La Corte di Cassazione: «Mondo di Mezzo non è una mafia»
Mondo di Mezzo non è una mafia. Così ha deciso la Corte di Cassazione, che ha escluso definitivamente il reato di associazione per delinquere di tipo mafioso per l’organizzazione criminale definita «semplice», capeggiata da Massimo Carminati e dal suo «braccio imprenditoriale» Salvatore Buzzi. Adesso il processo tornerà alla Corte d’Appello, che dovrà rideterminare le pene alla luce delle disposizioni della VI sezione penale della Cassazione, presieduta da Giorgio Fidelbo. Intanto però si dovrà attendere il deposito delle motivazioni, per comprendere quali siano state le valutazioni della Corte, nel ritenere insussistente l’ipotesi del 416 bis.
Il processo - fiore all’occhiello dell’ex procuratore capo Giuseppe Pignatone (oggi presidente del Tribunale vaticano) - si basava sull’ipotesi che a Roma era sorta una mafia «originaria» che teneva sotto scacco il settore degli appalti del Comune di Roma Capitale. Una ricostruzione già smontata dal primo grado, con una sentenza criticata in ambienti giudiziari. È stata la Corte d’Appello di Roma a rimettere le carte in tavola, con una sentenza che aveva invece riconosciuto l’esistenza dell’associazione per delinquere di tipo mafioso.
«La Corte di Cassazione ha sigillato in maniera definitiva la nostra versione, perché c’è l’annullamento senza rinvio sulla questione principale della mafia a Roma», ha commentato l’avvocato Alessandro Diddi, difensore di Buzzi.

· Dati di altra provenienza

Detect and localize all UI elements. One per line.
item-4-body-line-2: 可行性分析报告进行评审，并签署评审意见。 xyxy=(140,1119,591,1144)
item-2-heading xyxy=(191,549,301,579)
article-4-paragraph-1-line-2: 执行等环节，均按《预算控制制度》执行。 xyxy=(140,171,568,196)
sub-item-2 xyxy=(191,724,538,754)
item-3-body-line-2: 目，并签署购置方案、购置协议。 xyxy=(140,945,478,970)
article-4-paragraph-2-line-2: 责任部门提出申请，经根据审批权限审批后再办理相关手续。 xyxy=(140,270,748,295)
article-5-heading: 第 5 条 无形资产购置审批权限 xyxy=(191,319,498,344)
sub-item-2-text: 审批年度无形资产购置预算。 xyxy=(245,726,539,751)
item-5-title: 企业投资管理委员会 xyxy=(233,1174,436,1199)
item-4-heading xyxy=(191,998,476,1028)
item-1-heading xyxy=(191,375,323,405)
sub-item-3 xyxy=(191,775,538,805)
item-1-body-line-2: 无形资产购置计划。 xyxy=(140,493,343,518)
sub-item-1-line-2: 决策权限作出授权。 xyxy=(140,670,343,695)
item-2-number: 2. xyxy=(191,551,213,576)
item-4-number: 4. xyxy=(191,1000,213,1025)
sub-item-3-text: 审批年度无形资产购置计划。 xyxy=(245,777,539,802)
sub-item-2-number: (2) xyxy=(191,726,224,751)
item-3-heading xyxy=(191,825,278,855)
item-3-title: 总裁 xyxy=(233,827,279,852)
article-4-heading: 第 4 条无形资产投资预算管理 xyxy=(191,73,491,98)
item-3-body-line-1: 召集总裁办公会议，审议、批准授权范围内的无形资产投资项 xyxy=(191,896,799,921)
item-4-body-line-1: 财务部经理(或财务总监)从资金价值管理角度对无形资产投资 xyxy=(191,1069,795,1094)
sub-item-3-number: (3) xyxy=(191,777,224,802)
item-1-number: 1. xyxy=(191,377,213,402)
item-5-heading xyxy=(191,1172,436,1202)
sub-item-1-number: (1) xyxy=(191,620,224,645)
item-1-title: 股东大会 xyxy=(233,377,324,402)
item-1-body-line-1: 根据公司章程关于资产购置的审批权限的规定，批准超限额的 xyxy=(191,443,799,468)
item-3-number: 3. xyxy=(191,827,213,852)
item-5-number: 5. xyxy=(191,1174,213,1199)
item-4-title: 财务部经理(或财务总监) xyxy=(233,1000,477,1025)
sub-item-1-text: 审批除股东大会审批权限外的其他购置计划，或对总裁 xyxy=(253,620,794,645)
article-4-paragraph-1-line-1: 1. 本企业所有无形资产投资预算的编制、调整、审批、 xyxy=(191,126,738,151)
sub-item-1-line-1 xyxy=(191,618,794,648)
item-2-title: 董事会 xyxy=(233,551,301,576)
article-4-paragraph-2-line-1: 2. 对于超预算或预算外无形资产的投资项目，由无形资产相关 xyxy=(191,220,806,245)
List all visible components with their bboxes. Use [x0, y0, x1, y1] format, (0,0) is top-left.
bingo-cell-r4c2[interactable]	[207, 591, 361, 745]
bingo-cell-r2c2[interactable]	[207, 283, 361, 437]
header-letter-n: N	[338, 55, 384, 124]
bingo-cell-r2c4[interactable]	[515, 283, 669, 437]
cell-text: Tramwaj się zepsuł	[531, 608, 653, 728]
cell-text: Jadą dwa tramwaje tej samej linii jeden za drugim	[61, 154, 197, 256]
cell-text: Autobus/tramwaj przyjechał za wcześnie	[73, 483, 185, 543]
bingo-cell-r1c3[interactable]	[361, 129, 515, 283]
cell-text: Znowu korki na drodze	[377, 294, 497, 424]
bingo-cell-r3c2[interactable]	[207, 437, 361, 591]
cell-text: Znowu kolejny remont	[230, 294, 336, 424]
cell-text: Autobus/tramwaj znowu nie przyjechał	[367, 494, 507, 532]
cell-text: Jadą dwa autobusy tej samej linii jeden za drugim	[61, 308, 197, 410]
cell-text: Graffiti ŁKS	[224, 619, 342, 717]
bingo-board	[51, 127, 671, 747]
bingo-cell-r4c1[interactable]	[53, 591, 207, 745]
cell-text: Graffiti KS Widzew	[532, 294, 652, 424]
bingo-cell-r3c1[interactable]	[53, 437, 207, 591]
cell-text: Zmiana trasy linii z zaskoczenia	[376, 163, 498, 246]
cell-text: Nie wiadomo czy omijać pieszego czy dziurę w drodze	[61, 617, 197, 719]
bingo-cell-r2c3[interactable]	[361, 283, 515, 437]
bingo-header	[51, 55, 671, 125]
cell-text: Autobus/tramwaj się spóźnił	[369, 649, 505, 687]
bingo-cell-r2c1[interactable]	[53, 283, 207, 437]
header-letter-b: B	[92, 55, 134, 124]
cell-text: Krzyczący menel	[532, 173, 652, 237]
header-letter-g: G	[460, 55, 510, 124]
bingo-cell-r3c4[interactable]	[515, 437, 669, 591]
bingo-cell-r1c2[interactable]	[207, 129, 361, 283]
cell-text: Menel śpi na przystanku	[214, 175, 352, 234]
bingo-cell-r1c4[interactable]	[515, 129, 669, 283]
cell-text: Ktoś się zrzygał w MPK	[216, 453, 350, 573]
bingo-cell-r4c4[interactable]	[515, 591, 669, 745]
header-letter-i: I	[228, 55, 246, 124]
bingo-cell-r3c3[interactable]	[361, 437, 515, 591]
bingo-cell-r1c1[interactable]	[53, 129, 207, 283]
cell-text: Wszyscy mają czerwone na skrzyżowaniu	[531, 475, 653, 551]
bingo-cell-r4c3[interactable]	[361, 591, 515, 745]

Inoltre il legale ha aggiunto che «Buzzi su mia indicazione aveva ammesso alcune delle contestazioni. A Roma c’era un sistema marcio e corrotto e la sentenza di primo grado l’ha riconosciuto. La Procura ha provato a sostenere la mafia. La Cassazione ha detto quello che avevamo sostenuto fin dall’inizio». Per uno dei difensori di Carminati, l’avvocato Cesare Placanica, «per annullare (il capo di imputazione dell’associazione mafiosa, ndr) senza rinvio significa che la Cassazione ha ritenuto la sentenza (di appello, ndr) giuridicamente insostenibile».